What are the types of parallelism on GPU

Hello, all!
I just entered this area. I read some materials on GPU computing.
I’m really confused by the concept of parallel on GPU.

The following are some of my questions:

What is the type of parallelism within one warp?
Is it pipeline? or totally parallel, in other words, each core execute a thread?

What is the type of parallelism among multiple warps on one Streaming Multiprocessor?
Are they just time sharing? For example, 16 warps on a Streaming Multiprocessor, then Warp 1 uses the first second, Warp 2 uses the second second, Warp 3 uses the third second, and so on. And after one round, Warp 1 uses the 17th second, Warp 3 uses the 18th second, and so on. Thus, at any instant, there is only one warp executing on the Stream Multiprocessor?

Or are they using the pipeline parallelism?

Thank you all in advance!

Depends on the hardware. G80 executed a warp in 4 clock ticks, for example. In general, the programmer should ignore such details and just assume that the entire warp is executed in parallel.

It is time sharing, though much more capable than the round-robin you describe. The SM can sleep warps that are waiting for memory operands to arrive and execute the warps that are ready. There is zero overhead to context switching, since there are enough registers for all running threads.

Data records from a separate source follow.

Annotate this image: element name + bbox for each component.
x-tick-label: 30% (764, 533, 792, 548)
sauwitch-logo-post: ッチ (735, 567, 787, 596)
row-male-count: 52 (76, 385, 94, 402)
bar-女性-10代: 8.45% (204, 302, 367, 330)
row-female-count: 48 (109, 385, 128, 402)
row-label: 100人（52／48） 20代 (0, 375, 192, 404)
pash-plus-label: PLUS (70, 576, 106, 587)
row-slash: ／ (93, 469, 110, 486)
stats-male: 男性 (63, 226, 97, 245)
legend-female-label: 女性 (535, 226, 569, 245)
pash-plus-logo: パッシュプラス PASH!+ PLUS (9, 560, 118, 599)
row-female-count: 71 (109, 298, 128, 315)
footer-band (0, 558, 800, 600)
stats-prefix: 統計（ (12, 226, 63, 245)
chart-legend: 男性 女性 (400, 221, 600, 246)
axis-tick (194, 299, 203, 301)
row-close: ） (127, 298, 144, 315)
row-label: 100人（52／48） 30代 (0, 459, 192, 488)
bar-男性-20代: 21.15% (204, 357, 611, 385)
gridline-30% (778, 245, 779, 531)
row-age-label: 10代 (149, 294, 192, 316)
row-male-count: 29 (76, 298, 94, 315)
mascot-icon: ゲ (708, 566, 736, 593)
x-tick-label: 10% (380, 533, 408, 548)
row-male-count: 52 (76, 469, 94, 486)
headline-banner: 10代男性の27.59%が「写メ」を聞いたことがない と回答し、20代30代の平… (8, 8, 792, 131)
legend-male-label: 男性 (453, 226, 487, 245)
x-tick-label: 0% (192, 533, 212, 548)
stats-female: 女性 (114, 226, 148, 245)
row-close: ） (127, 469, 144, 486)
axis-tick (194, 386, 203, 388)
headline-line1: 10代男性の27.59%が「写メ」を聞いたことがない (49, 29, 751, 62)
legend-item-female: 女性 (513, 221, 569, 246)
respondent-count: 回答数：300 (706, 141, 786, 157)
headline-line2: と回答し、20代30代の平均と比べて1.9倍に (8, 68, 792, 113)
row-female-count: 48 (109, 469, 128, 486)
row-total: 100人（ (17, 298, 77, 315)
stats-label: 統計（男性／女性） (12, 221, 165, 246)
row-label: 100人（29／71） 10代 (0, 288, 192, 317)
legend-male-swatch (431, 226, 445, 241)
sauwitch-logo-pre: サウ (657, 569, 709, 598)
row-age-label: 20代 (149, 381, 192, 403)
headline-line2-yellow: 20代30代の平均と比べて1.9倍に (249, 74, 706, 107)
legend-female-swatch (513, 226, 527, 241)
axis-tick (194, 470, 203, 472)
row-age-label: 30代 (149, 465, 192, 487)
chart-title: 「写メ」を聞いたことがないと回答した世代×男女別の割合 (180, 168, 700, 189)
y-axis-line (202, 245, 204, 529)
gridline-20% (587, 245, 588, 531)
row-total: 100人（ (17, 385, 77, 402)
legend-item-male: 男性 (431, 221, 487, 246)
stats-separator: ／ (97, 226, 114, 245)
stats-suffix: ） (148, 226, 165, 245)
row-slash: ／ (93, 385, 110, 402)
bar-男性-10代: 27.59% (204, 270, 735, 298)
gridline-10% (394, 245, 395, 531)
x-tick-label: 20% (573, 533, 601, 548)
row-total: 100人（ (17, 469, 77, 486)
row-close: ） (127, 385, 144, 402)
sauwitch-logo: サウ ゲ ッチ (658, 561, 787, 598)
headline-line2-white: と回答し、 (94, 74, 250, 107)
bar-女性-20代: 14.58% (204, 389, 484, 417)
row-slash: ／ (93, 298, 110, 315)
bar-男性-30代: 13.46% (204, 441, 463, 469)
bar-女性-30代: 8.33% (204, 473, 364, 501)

Thank you so much for your explaining!

But I still don’t understand your answer for the first one. What do you mean by “executed a warp in 4 clock”? Is it executing in a 4-stage pipeline fashion?

Besides, what does the SIMD mean, physically? for example, 32 in CUDA.

I know a Streaming Multiprocessor has 8 scalar processors. then, a 4-stage pipeline results in the 4*8= 32 SIMD size?

Can I say that there are at most 32 threads executing on a Streaming Multiprocessor at any time instant, ignoring the timing sharing parallelism?

The pipeline is much deeper. Compute capability 2.x GPUs have an approximately 20 stage pipeline per CUDA core, and compute capability 3.0 GPUs have approximately 10 stages. The warp scheduler in a multiprocessor can fill the pipelines with instructions from any combination of the available warps. As a result, the number of threads executing at any time instant is very large, and somewhat hard to define. There is no time slice-based context-switching between threads like on a multicore CPU.

The SIMD aspect of of CUDA comes from the fact that the warp scheduler issues a single instruction for a group of 32 threads at a time. In older GPUs, the 32-wide SIMD instruction was dispatched to 8 pipelines, but in newer GPUs the same 32-wide SIMD instruction dispatched to 16 or 32 pipelines. Given the overall length of the pipeline, these minor differences don’t affect the instruction latency significantly.